Aquel sábado decidió no salir, aunque había recibido propuestas diversas de amigas que deseaban sacarlo del pozo que le había excavado el divorcio reciente. Se puso a escuchar la 8, un programa donde los conductores discutían acerca de Cole Porter y de Dizzy Gillespie, otro hablaba de Grace Kelly en manos de Hitchcock, otro hacía referencia al art decó en Rosario, y una oyente de allende el Paraná solicitaba la presencia de un ignoto escriba que, parece, viene a leer sus cuentos de tanto en tanto. Andrés se reía mientras entibiaba, para combatir su gastritis, una taza de leche a la que agregaba dos cucharaditas colmadas de cacao. Estaba en eso, disfrutando como nunca de esa música, cuando alguien le golpeó la puerta. Un frío le recorrió la espalda, aunque de inmediato, se entusiasmó pensando que podía ser Peny, la artesana que conoció en la peatonal Córdoba una mañana de huelga de inspectores municipales, y que, de vez en cuando venía a dormir con él porque no soportaba los ronquidos de su padre, un jubilado tabacalero que tenía los pulmones destrozados. Apagó la cocina y caminó hacia la puerta. Abrió el postigo y se encontró con el rostro amigable de un hombre que se quitó el harapiento sombrero que llevaba, para saludarlo. Hola, amigo, le dijo, no es mi intención molestarlo a estas horas, pero escuché su radio, justo cuando me disponía a recostarme junto a su ventana.
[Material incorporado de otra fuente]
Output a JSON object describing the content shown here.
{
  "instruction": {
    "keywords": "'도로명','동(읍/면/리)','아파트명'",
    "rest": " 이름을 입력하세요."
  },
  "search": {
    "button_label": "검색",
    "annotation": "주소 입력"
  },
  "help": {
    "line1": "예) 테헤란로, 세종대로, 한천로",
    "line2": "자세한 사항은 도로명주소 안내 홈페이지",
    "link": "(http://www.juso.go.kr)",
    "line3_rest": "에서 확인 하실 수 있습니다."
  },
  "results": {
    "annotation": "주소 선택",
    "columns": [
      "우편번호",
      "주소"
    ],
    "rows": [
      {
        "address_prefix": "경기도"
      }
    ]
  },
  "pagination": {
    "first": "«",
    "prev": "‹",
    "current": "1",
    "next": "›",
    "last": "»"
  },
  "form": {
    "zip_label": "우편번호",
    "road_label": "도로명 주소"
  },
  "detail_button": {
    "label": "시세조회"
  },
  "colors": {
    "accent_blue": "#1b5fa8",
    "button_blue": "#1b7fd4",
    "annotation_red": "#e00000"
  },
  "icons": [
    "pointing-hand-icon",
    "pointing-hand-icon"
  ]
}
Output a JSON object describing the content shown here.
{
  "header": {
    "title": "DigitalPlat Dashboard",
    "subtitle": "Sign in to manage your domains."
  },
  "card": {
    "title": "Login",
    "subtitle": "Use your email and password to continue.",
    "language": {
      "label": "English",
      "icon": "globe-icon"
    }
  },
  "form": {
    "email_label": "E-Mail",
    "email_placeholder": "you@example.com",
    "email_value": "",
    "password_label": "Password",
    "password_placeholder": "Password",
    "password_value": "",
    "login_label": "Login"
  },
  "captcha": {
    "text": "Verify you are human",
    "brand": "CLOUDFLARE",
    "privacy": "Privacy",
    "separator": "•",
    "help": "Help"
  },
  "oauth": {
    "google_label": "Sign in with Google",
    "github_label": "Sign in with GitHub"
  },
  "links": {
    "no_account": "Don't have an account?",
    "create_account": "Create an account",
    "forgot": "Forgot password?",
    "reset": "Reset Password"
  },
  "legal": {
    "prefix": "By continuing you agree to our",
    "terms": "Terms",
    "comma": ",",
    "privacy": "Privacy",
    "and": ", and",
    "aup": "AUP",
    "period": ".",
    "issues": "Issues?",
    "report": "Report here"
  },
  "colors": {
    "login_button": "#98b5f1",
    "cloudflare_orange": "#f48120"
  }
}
Ajá, dijo Andrés, que no tenía palabras para ese momento. Reconocí algo de Porter, y ¿podría pasar a escuchar? En realidad, yo escucho siempre el programa pero hace unos días un tipo que doblaba con su coche por Avellaneda, lo hizo tan cerrado y distraído, hablando por su celular, que me asustó, se me cayó la radio y le pasó por encima. Desde ese momento, vivo sin información, sin música, ni nada, y créame que es peor que no comer varios días. Andrés miró hacia el cielo, le pareció que estaba plomizo, midió que después de su divorcio en que ella le llevó todo menos la radio, qué podía llevarle el tipo éste, y lo invitó a pasar.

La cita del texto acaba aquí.